When Vladimir Bukovsky Speaks, Those Who Love Liberty Should Listen
JBS | June 29, 2007
John F. McManus
FLASHBACK: Former Soviet Dissident Warns Of EU Socialist Dictatorship
After years of imprisonment in the former Soviet Union, Bukovsky found himself expelled to the West in 1976. He has become a severe critic of Soviet rule. But he now views the European Union as a virtual copy of Soviet-style tyranny and urges that it be destroyed before it becomes a full-fledged tyranny.
Invited to Brussels from his adopted home in England, Vladimir Bukovsky minced few worlds in warning about the parallels he sees between the old Soviet Union and the new European Union. The text of his anti-EU speech, delivered in Brussels before a gathering of England's United Kingdom Independence Party, of which he is a patron, has been circulated by EU opponent Paul Belien.
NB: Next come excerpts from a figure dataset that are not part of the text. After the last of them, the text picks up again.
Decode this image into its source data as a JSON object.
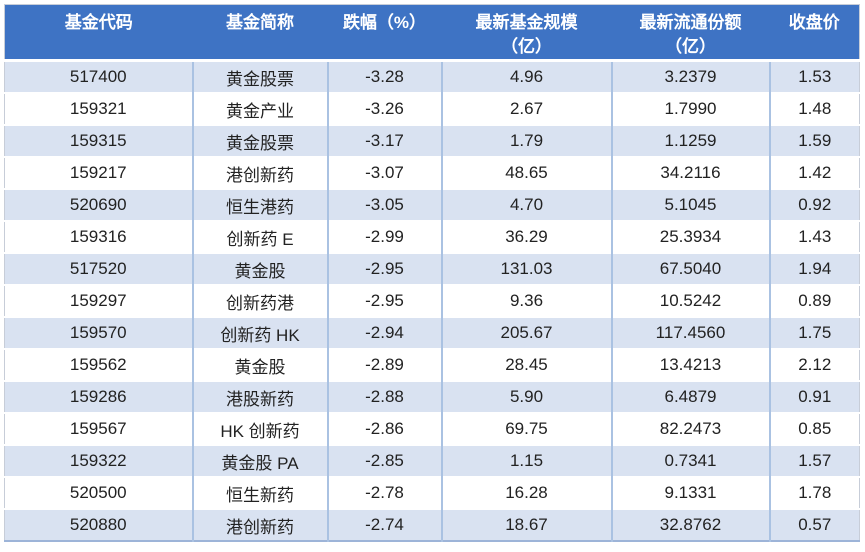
{
  "chart_data": {
    "type": "table",
    "title": "",
    "columns": [
      "基金代码",
      "基金简称",
      "跌幅（%）",
      "最新基金规模（亿）",
      "最新流通份额（亿）",
      "收盘价"
    ],
    "rows": [
      [
        "517400",
        "黄金股票",
        "-3.28",
        "4.96",
        "3.2379",
        "1.53"
      ],
      [
        "159321",
        "黄金产业",
        "-3.26",
        "2.67",
        "1.7990",
        "1.48"
      ],
      [
        "159315",
        "黄金股票",
        "-3.17",
        "1.79",
        "1.1259",
        "1.59"
      ],
      [
        "159217",
        "港创新药",
        "-3.07",
        "48.65",
        "34.2116",
        "1.42"
      ],
      [
        "520690",
        "恒生港药",
        "-3.05",
        "4.70",
        "5.1045",
        "0.92"
      ],
      [
        "159316",
        "创新药 E",
        "-2.99",
        "36.29",
        "25.3934",
        "1.43"
      ],
      [
        "517520",
        "黄金股",
        "-2.95",
        "131.03",
        "67.5040",
        "1.94"
      ],
      [
        "159297",
        "创新药港",
        "-2.95",
        "9.36",
        "10.5242",
        "0.89"
      ],
      [
        "159570",
        "创新药 HK",
        "-2.94",
        "205.67",
        "117.4560",
        "1.75"
      ],
      [
        "159562",
        "黄金股",
        "-2.89",
        "28.45",
        "13.4213",
        "2.12"
      ],
      [
        "159286",
        "港股新药",
        "-2.88",
        "5.90",
        "6.4879",
        "0.91"
      ],
      [
        "159567",
        "HK 创新药",
        "-2.86",
        "69.75",
        "82.2473",
        "0.85"
      ],
      [
        "159322",
        "黄金股 PA",
        "-2.85",
        "1.15",
        "0.7341",
        "1.57"
      ],
      [
        "520500",
        "恒生新药",
        "-2.78",
        "16.28",
        "9.1331",
        "1.78"
      ],
      [
        "520880",
        "港创新药",
        "-2.74",
        "18.67",
        "32.8762",
        "0.57"
      ]
    ],
    "layout_hints": {
      "header_rows": 1,
      "zebra_striping": true,
      "first_data_row_shaded": true
    }
  },
  "table": {
    "headers": [
      "基金代码",
      "基金简称",
      "跌幅（%）",
      "最新基金规模\n（亿）",
      "最新流通份额\n（亿）",
      "收盘价"
    ]
  },
  "colors": {
    "header_bg": "#3e73c4",
    "header_text": "#ffffff",
    "row_alt_bg": "#d9e2f1",
    "row_bg": "#ffffff",
    "grid_vertical_line": "#aac2e2",
    "row_gap_line": "#ffffff",
    "outer_border": "#c7cdd8",
    "bottom_border": "#9db4d8",
    "body_text": "#222222"
  }
}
Stating that the accumulation of EU power "reminds me of the Supreme Soviet," Bukovsky said the development resulted from a "conspiracy." He based his opinion on his good fortune in 1992 of being able to read older Politburo and Central Committee secret documents from the era when the Communist Party still controlled the USSR.
The outspoken Soviet dissident pointed specifically to what happened when a delegation of top-level "Trilateral Commission" members visited Mikhail Gorbachev in Moscow in January 1989. The group included Japan's Yasuhiro Nakasone, France's Valery Giscard d'Estaing, and David Rockefeller and Henry Kissinger from the United States. These world-class power brokers told Gorbachev that he must take his country "into the financial institutions of the world, such as GATT, the IMF and the World Bank." The dutiful Gorbachev, surely aware of the clout possessed by the men instructing him, proceeded to unravel the decades-old terrorist empire controlled by Moscow.
Even more, according to Bukovsky's gleaning of what occurred during this extraordinary meeting from the USSR's documents, Giscard d'Estaing bluntly told Gorbachev that Europe would soon become a single "federal state" and that he must allow "the other Eastern European countries to interact with it." These countries, at the time, were part of the Soviet empire. And the EU, not yet entangled by the 1992 Maastricht treaty, was still masquerading as a mere trade arrangement.
Gorbachev had already written his 1987 book Perestroika in which he envisioned a "common European home … from the Atlantic to the Urals." He was obviously already on board the plan to terminate Soviet control of its Eastern European satellite nations. When he visited England in 2000, Gorbachev referred to the European Union as "the new European Soviet." (The Russian meaning for "soviet," and the near-certain meaning intended by Gorbachev, is a smaller governing body subservient to a supreme governing body, a supreme soviet.)
Christopher Story, the publisher of the London-based Soviet Analyst, stated after the Gorbachev visit that the European Union is "purely a Communist program." He added that Gorbachev's comments simply confirmed his own view and that "one does not need an advanced degree in Leninist studies to see this."
Bukovsky likened the EU's 80,000 pages of regulations to the USSR's huge Gosplan that planned everything as much as five years ahead. "Exactly the same thing is happening in the EU," he insisted and he pointed to "soviet type of corruption" as another similarity between the Communist government he detested and the EU he now strongly opposes.
Greatly fearing the potential of the EU's Europol to become the equivalent of a KGB, he called for the entire EU to be dissolved before it gains totalitarian powers. He worries greatly about Europol's diplomatic immunity and asked, "Can you imagine a KGB with diplomatic immunity?" He is especially concerned that charges of "racism" and "xenophobia," two undefined crimes already listed by Europol, will be used to silence and even punish opponents of "uncontrolled immigration from the Third World" and "further European integration."
Closing his remarks, Bukovsky stated, "This is why, and I am very frank about it, the sooner we finish with the EU the better. The sooner it collapses the less damage it will have done to us and to other countries. But we have to be quick because the Eurocrats are moving very fast."
Other voices are rising within the EU among nationalists who now see that their countries are almost completely dominated by EU headquarters in Brussels. Bukovsky's well-reasoned concerns will help to increase their number so that the day may soon come when this "new European Soviet" will implode — as did the old "Soviet Union."